Timeline of Computer History

 

Amazon Web Services Launches Cloud-Based Services

Amazon Web Services is launched. It introduced a number of web services, including Amazon Elastic Cloud 2 (EC2) and Amazon Simple Storage Service (S3). EC2 allowed users to rent virtual time on the cloud to scale server capacity quickly and efficiently while only paying for what was used. Use of the cloud eliminates the need for a company to maintain a complex computing infrastructure on their own. Additionally, it saved space and hassle in the form of less onsite server room square footage. S3 was a cloud-based file hosting service that charged users monthly for the amount of data stored and for the bandwidth of transferring data. Similar services, like Google Drive, followed suit and created their own proprietary services.


 

(L to R) Trenchard More, John McCarthy, Marvin Minsky, Oliver Selfridge, and Ray Solomonoff at AI@50

Fiftieth anniversary of seminal artificial intelligence conference

AI@50, the fiftieth anniversary celebration of Dartmouth Summer Research Project on Artificial Intelligence, is held on the Dartmouth College campus. Five attendees of the original conference in 1956 were present at the anniversary--John McCarthy, Marvin Minsky, Trenchard More, Oliver Selfridge and Ray Solomonoff. The coining of the term “Artificial Intelligence” was credited to the proposal for the original conference, which is viewed as the founding event of AI.


 

Nintendo Wii game console

Nintendo Wii comes to market

Nintendo's Wii game system does not merely introduce new games and controllers, but new ways of interacting with game systems. The Wii Remote combined advanced gesture recognition into gaming, using accelerometer and optical sensor technologies to interact with the user. These advances allowed for games to incorporate a wide range of player physical movements. Several games came their own with specialized controllers, including Wii Fit, Wii Tennis and Wii Boxing. The Wii console also allowed access to online services providing games, news, and entertainment offerings. It has sold more than a hundred million units worldwide.


 

OLPC XO laptop computer

One Laptop Per Child initiative begins

At the 2006 World Economic Forum in Davos, Switzerland, the United Nations Development Program (UNDP) announces it will create a program to deliver technology and resources to targeted schools in the least developed countries. The project became the One Laptop per Child Consortium (OLPC) founded by Nicholas Negroponte, the founder of MIT's Media Lab. The first offering to the public required the buyer to purchase one to be given to a child in the developing world as a condition of acquiring a machine for themselves. By 2011, over 2.4 million laptops had been shipped.


 

Google logo

Verb 'to google' added to dictionaries

First used in a private communiqué by Google co-founder Larry Page, 'googling' entered into the lexicon nearly as quickly as the company became the leader in Internet search. One of the earliest uses in popular culture was by the character Xander in the television program Buffy The Vampire Slayer.
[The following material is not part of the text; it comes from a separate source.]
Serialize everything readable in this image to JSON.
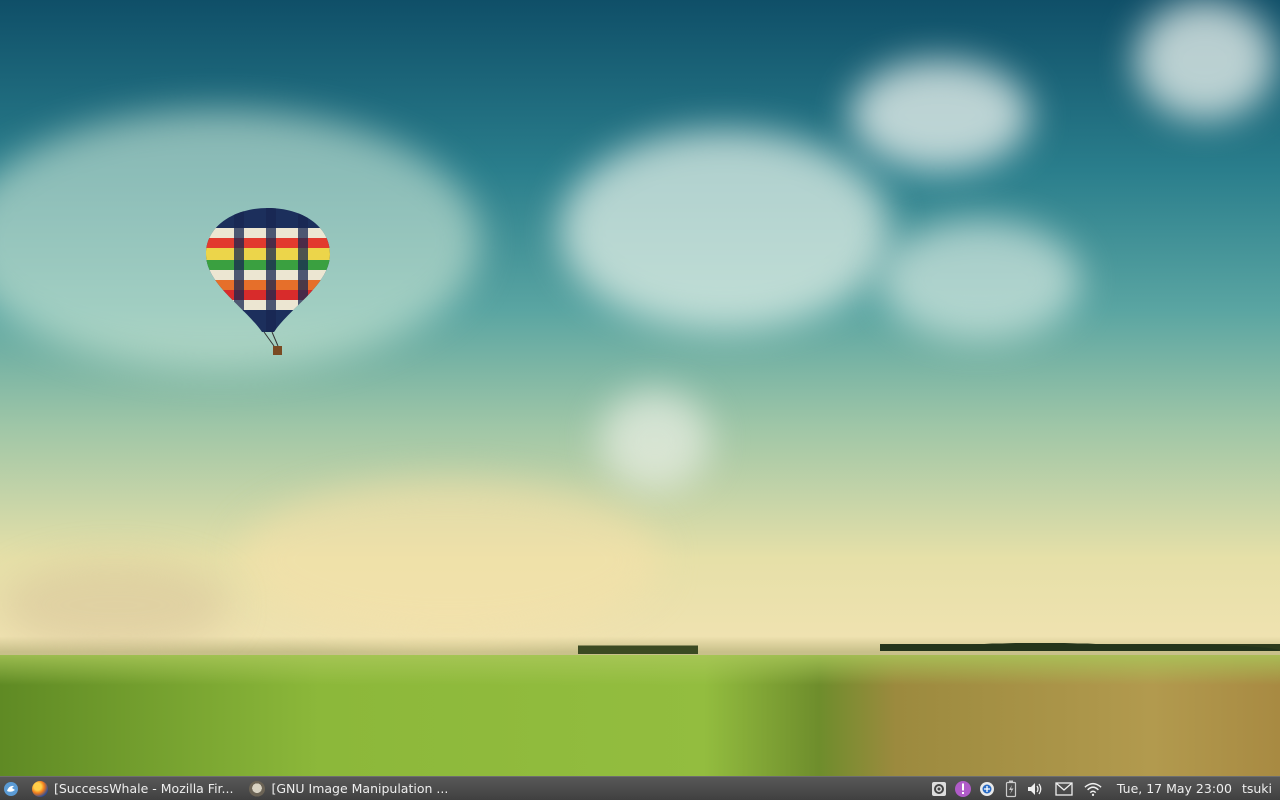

In 2006, both the Oxford English and Merriam-Webster dictionaries added 'google' as a new verb defined as "to use the Google search engine to seek online information."


 

Julian Assange, 2006

WikiLeaks established

Founded by a group of journalists and chartered in Iceland, WikiLeaks serves as clearinghouse for secret information, news leaks, and anonymous material. Documents from various governments, as well as private organizations like The Church of Scientology, can be anonymously posted and distributed using WikiLeaks' uploader. The release of more than two hundred thousand U.S. diplomatic cables beginning in 2010 has made WikiLeaks, and its founder Julian Assange, world famous.


 

Salesforce.com specializes in cloud computing

“The Cloud”: Computer utilities return

In the 1960s when computers were extremely expensive, a number of companies had offered what were called computer utilities. They would run your programs and store your data on their computer, which you would access with a terminal. As time went on cheaper computers had made it more economical for companies and eventually individuals to maintain their own workstations and PCs. But in the Web era, the economies of scale that evolved from large commercial Web servers had begun to tip the balance back the other way.

Starting in the mid 2000s the computer utility model starts to became fashionable again under the name “The Cloud,” and is once again a major trend in both networking and computing. Amazon's 2006 Elastic Compute Cloud helps popularize the idea. Today, cloud-based companies offer nearly any software or service – including data storage – that could be done on a personal computer or on larger machines run by a company’s IT department.